Einer der Komponisten, Jaakko Mäntyjärvi, reiste am vergangenen Wochenende aus Finnland an, um bei der Probe seines Stücks dabei zu sein. Eigentlich, sagt er bescheiden, sei er vor allem Übersetzer. Vom Komponieren allein könne und wolle er nicht leben. Allerdings hat sich Mäntyjärvi, der sich selbst als Pragmatiker bezeichnet, längst auch als hervorragender Komponist einen Namen gemacht und bereits mehr als hundert Stücke für kleine und große Chöre komponiert. Fast immer Auftragswerke, wie diesmal.

Komponist und Dirigentin im Gespräch

Komponist Jaakko Mäntyjärvi und Dirigentin Selma Pleßke

© LMU/Johanna Weber

Dem Thema „Freiheit“ nähert sich der Finne mit spielerischem Eklektizismus und viel Humor. Grundlage seiner Komposition ist ein Gedicht des Poeten Lauri Viita über Bettwanzen, die von einem ihrer Artgenossen überredet werden, die Enge des Bettes zu verlassen und ihr Dasein künftig an der Wand zu fristen. Der Ausgang des Experiments ist natürlich ungut.

Wie er die Satire versteht? „Eine populistische Figur führt andere mit einem Freiheitsversprechen ins Unglück“, erklärt Mäntyjärvi. Dabei sei das Gedicht nicht frei von einer „gewissen Empathie für die Verführten“.

Hochreflektiert zitiert Mäntyjärvi in seiner Komposition bekannte und unbekanntere Revolutionsmotive, spielt mit Spiegelungen und zeigt, was ihm besonders wichtig ist: Dass Chormusik nicht Werkzeug einer Religion, nationalistischen Bewegung oder Ideologie sein muss, sondern künstlerisch autonom sein kann: „Es geht um die Unabhängigkeit des Ausdrucks.“

Lob für das hohe Niveau des UniChors

Im Chor habe sein Stück besonders viel Anklang gefunden, sagt die Dirigentin Selma Pleßke, die Verena Egger seit dem Wintersemester vertritt. Mäntyjärvi selbst war „sehr positiv überrascht“ vom Niveau des Chors und sparte während der Probe nicht mit Komplimenten.
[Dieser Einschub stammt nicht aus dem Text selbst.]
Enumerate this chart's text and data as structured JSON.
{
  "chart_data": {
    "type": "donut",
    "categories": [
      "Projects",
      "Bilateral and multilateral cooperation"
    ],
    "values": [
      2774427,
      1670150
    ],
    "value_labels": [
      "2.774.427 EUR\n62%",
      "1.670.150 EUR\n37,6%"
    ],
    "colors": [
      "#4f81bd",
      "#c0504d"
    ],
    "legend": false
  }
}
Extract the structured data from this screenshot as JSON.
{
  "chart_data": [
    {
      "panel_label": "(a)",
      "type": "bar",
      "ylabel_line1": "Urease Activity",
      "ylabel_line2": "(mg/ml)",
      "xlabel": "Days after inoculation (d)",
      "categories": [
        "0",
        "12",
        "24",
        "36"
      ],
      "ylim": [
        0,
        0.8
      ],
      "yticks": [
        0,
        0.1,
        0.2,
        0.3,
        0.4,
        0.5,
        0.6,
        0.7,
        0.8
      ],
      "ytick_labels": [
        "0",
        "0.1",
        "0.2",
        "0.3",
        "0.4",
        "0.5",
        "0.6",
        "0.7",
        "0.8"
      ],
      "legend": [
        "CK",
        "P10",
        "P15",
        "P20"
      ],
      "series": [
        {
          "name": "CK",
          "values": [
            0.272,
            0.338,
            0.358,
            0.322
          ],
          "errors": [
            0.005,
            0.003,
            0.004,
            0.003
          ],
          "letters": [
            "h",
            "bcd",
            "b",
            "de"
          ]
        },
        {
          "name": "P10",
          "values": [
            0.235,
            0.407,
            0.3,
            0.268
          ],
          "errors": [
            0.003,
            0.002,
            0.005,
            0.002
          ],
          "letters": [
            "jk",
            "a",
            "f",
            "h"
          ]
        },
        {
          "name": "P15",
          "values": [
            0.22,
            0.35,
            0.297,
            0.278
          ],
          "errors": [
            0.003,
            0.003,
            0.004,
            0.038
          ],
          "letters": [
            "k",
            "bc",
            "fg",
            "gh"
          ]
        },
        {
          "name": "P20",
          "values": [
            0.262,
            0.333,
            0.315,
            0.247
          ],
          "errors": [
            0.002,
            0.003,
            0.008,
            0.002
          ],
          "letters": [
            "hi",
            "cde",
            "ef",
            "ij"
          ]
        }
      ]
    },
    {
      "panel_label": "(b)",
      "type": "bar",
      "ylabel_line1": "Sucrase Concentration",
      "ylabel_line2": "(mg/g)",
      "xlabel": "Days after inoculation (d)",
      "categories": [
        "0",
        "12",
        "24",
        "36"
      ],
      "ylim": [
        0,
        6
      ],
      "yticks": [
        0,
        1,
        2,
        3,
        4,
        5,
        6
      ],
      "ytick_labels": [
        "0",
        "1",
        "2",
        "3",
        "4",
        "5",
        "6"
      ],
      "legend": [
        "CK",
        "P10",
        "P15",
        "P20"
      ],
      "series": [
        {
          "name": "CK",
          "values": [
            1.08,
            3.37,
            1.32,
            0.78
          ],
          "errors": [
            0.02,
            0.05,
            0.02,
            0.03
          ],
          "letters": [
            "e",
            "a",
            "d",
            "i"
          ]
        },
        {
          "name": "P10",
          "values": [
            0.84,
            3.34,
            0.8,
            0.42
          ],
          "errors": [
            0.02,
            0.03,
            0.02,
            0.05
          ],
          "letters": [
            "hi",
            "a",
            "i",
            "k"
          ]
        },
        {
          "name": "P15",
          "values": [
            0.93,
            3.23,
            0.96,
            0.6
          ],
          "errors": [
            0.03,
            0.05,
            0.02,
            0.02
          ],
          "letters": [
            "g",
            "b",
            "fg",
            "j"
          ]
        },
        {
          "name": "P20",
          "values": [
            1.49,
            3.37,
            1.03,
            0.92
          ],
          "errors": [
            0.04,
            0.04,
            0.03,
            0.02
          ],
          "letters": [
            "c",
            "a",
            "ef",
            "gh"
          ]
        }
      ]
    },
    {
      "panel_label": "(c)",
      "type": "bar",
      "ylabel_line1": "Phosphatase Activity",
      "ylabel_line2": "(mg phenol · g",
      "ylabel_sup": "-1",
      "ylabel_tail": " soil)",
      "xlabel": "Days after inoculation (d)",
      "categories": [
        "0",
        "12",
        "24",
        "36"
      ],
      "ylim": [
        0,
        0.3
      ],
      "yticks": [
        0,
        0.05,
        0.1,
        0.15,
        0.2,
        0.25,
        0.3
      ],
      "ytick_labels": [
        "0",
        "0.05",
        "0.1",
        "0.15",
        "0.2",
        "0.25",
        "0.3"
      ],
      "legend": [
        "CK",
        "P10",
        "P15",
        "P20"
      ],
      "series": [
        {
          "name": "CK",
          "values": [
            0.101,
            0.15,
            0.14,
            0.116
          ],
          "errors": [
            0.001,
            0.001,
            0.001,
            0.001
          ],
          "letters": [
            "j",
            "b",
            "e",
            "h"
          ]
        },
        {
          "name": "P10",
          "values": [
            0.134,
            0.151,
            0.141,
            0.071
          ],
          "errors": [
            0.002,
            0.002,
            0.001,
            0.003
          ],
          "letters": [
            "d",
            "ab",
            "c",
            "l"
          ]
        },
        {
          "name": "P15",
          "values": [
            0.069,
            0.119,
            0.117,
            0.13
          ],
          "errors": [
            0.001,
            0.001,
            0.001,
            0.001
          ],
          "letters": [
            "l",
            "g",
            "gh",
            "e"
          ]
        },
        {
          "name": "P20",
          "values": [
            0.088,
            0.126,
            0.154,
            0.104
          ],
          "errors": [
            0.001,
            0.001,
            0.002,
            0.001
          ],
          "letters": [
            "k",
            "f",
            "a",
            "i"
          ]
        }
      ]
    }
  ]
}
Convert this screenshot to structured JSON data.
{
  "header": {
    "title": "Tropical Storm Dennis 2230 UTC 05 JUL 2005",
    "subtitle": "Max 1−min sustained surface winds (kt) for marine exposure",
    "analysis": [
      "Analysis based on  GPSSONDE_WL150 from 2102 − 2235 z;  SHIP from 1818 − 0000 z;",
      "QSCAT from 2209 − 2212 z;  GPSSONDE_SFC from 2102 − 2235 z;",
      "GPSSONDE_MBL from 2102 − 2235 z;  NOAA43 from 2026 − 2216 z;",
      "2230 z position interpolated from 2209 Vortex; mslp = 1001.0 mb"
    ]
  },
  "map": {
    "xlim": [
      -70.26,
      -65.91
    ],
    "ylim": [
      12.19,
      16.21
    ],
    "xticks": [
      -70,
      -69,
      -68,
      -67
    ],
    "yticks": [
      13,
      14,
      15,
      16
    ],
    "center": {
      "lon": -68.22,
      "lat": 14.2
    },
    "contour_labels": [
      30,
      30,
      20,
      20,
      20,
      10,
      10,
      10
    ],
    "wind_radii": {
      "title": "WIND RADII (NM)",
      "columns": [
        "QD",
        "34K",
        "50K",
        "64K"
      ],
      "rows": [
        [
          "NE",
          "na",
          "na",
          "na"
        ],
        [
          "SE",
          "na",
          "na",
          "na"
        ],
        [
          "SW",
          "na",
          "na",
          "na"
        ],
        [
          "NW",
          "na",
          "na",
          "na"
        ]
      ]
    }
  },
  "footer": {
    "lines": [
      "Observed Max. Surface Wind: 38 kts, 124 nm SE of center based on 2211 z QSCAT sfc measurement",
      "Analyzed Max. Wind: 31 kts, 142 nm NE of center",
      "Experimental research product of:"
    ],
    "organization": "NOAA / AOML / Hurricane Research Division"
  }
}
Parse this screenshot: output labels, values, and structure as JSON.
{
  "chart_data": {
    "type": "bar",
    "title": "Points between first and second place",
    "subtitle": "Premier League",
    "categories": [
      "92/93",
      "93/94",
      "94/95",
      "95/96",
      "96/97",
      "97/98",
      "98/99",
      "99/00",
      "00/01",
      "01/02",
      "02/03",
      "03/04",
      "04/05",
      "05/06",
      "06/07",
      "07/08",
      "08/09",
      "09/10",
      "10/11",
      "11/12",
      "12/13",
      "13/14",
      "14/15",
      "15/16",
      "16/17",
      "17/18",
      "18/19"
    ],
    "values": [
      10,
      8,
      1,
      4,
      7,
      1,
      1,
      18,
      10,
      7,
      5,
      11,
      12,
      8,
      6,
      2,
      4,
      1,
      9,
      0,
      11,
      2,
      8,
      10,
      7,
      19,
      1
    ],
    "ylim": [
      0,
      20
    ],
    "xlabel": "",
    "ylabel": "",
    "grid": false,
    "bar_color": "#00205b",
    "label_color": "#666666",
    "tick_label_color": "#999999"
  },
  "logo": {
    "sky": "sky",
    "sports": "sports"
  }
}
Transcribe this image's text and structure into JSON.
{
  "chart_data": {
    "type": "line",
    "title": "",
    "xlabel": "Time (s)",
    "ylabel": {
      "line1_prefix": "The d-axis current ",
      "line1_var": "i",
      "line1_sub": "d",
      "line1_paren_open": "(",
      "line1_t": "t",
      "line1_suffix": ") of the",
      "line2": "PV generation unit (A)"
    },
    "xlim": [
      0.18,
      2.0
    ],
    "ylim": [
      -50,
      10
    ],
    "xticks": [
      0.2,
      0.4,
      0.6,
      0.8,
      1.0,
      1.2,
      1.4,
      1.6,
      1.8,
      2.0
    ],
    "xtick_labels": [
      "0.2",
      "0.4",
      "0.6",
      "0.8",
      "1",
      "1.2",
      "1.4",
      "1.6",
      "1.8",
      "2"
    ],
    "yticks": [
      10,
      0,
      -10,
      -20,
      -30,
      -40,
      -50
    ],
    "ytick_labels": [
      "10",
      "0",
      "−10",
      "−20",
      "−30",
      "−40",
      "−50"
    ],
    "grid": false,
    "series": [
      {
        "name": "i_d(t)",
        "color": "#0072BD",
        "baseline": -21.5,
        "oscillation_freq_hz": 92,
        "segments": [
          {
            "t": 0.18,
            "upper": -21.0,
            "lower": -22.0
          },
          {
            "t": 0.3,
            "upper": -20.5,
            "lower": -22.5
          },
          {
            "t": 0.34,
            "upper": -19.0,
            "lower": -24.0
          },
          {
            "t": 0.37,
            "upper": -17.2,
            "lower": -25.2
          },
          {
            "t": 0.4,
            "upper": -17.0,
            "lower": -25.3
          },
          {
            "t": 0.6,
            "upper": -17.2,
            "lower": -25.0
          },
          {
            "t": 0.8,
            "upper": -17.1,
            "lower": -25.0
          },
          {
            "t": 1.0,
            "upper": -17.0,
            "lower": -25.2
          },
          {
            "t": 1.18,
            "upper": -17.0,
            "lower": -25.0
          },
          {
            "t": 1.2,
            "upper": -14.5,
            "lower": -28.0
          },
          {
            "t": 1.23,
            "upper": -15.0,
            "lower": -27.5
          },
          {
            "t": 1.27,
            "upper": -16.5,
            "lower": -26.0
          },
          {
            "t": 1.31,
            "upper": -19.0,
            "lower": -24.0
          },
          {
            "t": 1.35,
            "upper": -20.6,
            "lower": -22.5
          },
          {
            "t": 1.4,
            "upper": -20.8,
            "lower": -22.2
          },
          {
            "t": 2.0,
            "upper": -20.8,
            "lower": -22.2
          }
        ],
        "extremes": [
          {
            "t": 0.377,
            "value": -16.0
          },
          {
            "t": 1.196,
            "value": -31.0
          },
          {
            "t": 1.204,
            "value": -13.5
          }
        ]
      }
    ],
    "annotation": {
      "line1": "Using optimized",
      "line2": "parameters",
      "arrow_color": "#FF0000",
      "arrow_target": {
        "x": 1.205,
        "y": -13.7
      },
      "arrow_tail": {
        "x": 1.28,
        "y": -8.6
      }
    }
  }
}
„Gelobt zu werden von einem so renommierten Komponisten: Das tut einfach gut“, sagt Katia Werkmeister. Die Doktorandin der Volkswirtschaft ist schon seit 2018 dabei. Weil sie eine Weile im Ausland studiert hat, musste sie prompt ein zweites Mal vorsingen, um in den Chor zurückkehren zu können. Denn die Latte hängt hoch, die Plätze sind begehrt. Semester für Semester lehne sie viele Bewerber und Bewerberinnen ab, erklärt Verena Egger. So sichert sie das Niveau des großen Laienchors, der zwar wie jeder Uni-Chor unter Fluktuation leidet, sich aber auch auf einen verlässlichen Kern erfahrener Sänger und Sängerinnen stützen kann.

Eine Sängerin und ein Sänger stehen nebeneinander ihm Hauptgebäude der LMU

Gabriel Hausser und Katia Werkmeister

© LMU/Johanna Weber

Dabei sind die Anforderungen alles andere als gering. Man unterschätze den Aufwand, den es bedeute, im Chor zu singen, sagt Katia Werkmeister. Jede Woche proben – mit Anwesenheitsliste –, mehrere Probenwochenenden freischaufeln, am Ende des Semesters, wenn viele schon in die Ferien abdampfen, zwei große Konzerte geben: Das verlangt dem Chor einiges ab.

„Libertas – Freiheit“ probt er bereits seit April, hinzu kamen Probentage in Benediktbeuern und zwei weitere in München. In der Prüfungszeit sei das natürlich „ein bisschen stressig“, sagt auch Gabriel Hausser, der gerade seinen Bachelor in Physik gemacht hat, „aber man nimmt sich einfach die Zeit.“

Denn eigentlich sind es ja gerade die stressigeren Phasen im Studium, in denen man besonders dringend einen Ausgleich braucht. „Und der Chor ist eine tolle Möglichkeit, Studierende und Berufstätige kennenzulernen, die nicht dasselbe machen wie man selbst.“

Herausforderung: Uraufführung

Sängerinnen und Sänger des UniChors bei der Probe

Der UniChor bei einer Probe

© LMU/Johanna Weber

Neben Mäntyjärvi wurden für das „Libertas – Freiheit“-Konzert auch Elisabeth Fußeder, Ola Gjeilo und Andrew Miller mit Kompositionen beauftragt. Millers Werk thematisiert spirituellen Halt in existenziellen Lebenslagen. Gjeilo verarbeitete ein Gedicht von Emily Brontë. Fußeder setzt mit mikrotonalen Verschiebungen und bis zu 25 Einzelstimmen ein Zeichen für musikalische Freiheit – „sehr anspruchsvoll, aber im Gesamtklang wunderschön“, sagt Pleßke.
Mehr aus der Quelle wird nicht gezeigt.